やっぱりトイレはあった方がいいよね。あとゴミ捨て場が無いとダメだ。ただその処理をどうするか。
纏めて家で焼いてもいいけどかなりの量だから結局匂いがきつくなるんだよな。
んーー。
かなり長い間考えていてそんな俺をキーラは少し怪訝そうにみていた。
ふと、庭の手入れをしている庭師が目に入る。
「あっ!?」
「どうかされましたか?アレン様」
これなら行けるかもしれない。
「昨日買ったプレゼントをお父様に渡したいから明日にでも都合をつけて貰えるよう伝えてほしい。」
「プレゼントでしたら私たち使用人が届けて起きますが。」
「直接渡したいんだ!頼むよ!」
「かしこまりました。ではそのようにお伝えして起きます。」
よし、まぁ3歳児の言うことにどれだけ耳を傾けてくれるかは分からんが言うだけ言ってみよう。
じゃあ今度は妹たちにおもちゃでも作るか。
「キーラ、昨日買った布と羽毛、あと書けるものと紙、ハサミと糸と裁縫用の針を持ってきてよ。」
「あぁ、昨日の。なにかお作りになられるのですか?申し付けていただければこちらでお作りしますが……?」
「手作りしたいの!可愛いアリスとキースのためにね!」
「ですが、失礼ながらアレン様。道具から察するにお縫い物をなさるようですが、確かアレン様は教わっていないはずでは?」
あ、しくった。そうだったよ。
「この前、誰かがやってたところを見た事あるから大丈夫だよ!」
なんという苦し紛れだろうか。
「ですが、もしお怪我などをされては……」
「大丈夫だから!早く持ってきて!」
「作用ですか、かしこまりました。」
キースはしぶしぶと言った感じで使いを呼んで取りに行かせた。
これから作るのは羽毛を詰めたボールである。この世界この時代にはこれといった遊び道具は少ない。昨日もちらっと見て見たが一般の子供の遊びといえば粗雑、下品なものでとても貴族の子供が出来たものでは無い。ボールもありはするが硬かったり重かったりするものが多く、とても赤ちゃんが遊ぶには危険である。実際俺も習い事が始まるまでめっちゃ暇だった。かといって、俺に作れるものも限られてるので無難に布製のふわふわボールを作ることにした。縫い物は家庭科の時間とかでやった事あるのでなんとかなるはずだ。
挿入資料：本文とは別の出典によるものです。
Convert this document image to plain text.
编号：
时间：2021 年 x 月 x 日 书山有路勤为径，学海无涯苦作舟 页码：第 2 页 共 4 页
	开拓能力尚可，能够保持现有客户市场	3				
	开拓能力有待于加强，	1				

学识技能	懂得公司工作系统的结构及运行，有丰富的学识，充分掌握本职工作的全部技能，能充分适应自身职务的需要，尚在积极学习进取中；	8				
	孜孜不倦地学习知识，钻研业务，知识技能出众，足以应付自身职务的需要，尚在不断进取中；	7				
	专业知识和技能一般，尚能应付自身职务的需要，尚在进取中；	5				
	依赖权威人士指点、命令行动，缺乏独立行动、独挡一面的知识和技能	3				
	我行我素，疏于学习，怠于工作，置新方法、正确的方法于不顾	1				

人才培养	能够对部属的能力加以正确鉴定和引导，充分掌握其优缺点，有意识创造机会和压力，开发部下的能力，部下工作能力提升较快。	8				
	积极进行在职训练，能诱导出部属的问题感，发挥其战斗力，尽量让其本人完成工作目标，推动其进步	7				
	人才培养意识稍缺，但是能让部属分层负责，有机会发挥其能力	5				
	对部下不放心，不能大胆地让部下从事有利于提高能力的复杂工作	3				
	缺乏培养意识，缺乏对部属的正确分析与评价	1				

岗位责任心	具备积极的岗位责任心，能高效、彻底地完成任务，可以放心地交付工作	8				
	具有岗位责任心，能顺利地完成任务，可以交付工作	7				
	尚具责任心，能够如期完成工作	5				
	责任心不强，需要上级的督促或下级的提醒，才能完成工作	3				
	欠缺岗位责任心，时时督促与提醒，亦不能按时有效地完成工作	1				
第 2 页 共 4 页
まず針と糸とを駆使しての円を描き、円周から同じ半径でもう1つ円を書く。交点同士と円の中心同士をそれぞれせんで結びその交点から円を書いた糸を半分にして中心を結んだ線に印をつける。そのしるしと円の交点を通るようにレモン型を書いていく。さらに、縫い代を余分にとって型が完成だ。この大きさで8枚布を切り取り、縫い付けていく。最後の1枚だけ返し口を少し開けておく。裏返したら穴から羽毛を詰め最後に口を閉じる。
羽毛が飛び出さないように縫い目を細かくしたし、腕も家庭科レベルのテクなのでかなり時間が切ったが何とか完成した。
「素晴らしいです!アレン様!まさかこんな球体を作ってしまわれるなんて!これを投げたり転がしたりして遊ぶのですね!確かにこれなら柔らかいのでアリス様やキース様でも安心して遊べます!」
「そう?苦労した甲斐があったよ。明日、お父様にお会いしたあとこれで2人に渡しに行くよ。」
結構頑張ったので褒められると素直に嬉しい。これであとはアリスとキースに喜んで貰えるといいな。
「それはようございますね!それにしてもアレン様は多才でいらっしゃいますね!これはまだまだ、色々な才能をお持ちかも知れません。これから色んなことを試していきましょうね!」
まじかよ……。
想定外の過大評価に内心苦笑いするしかない。
ただ、明日のことを思うと自然と頬が緩むのであった。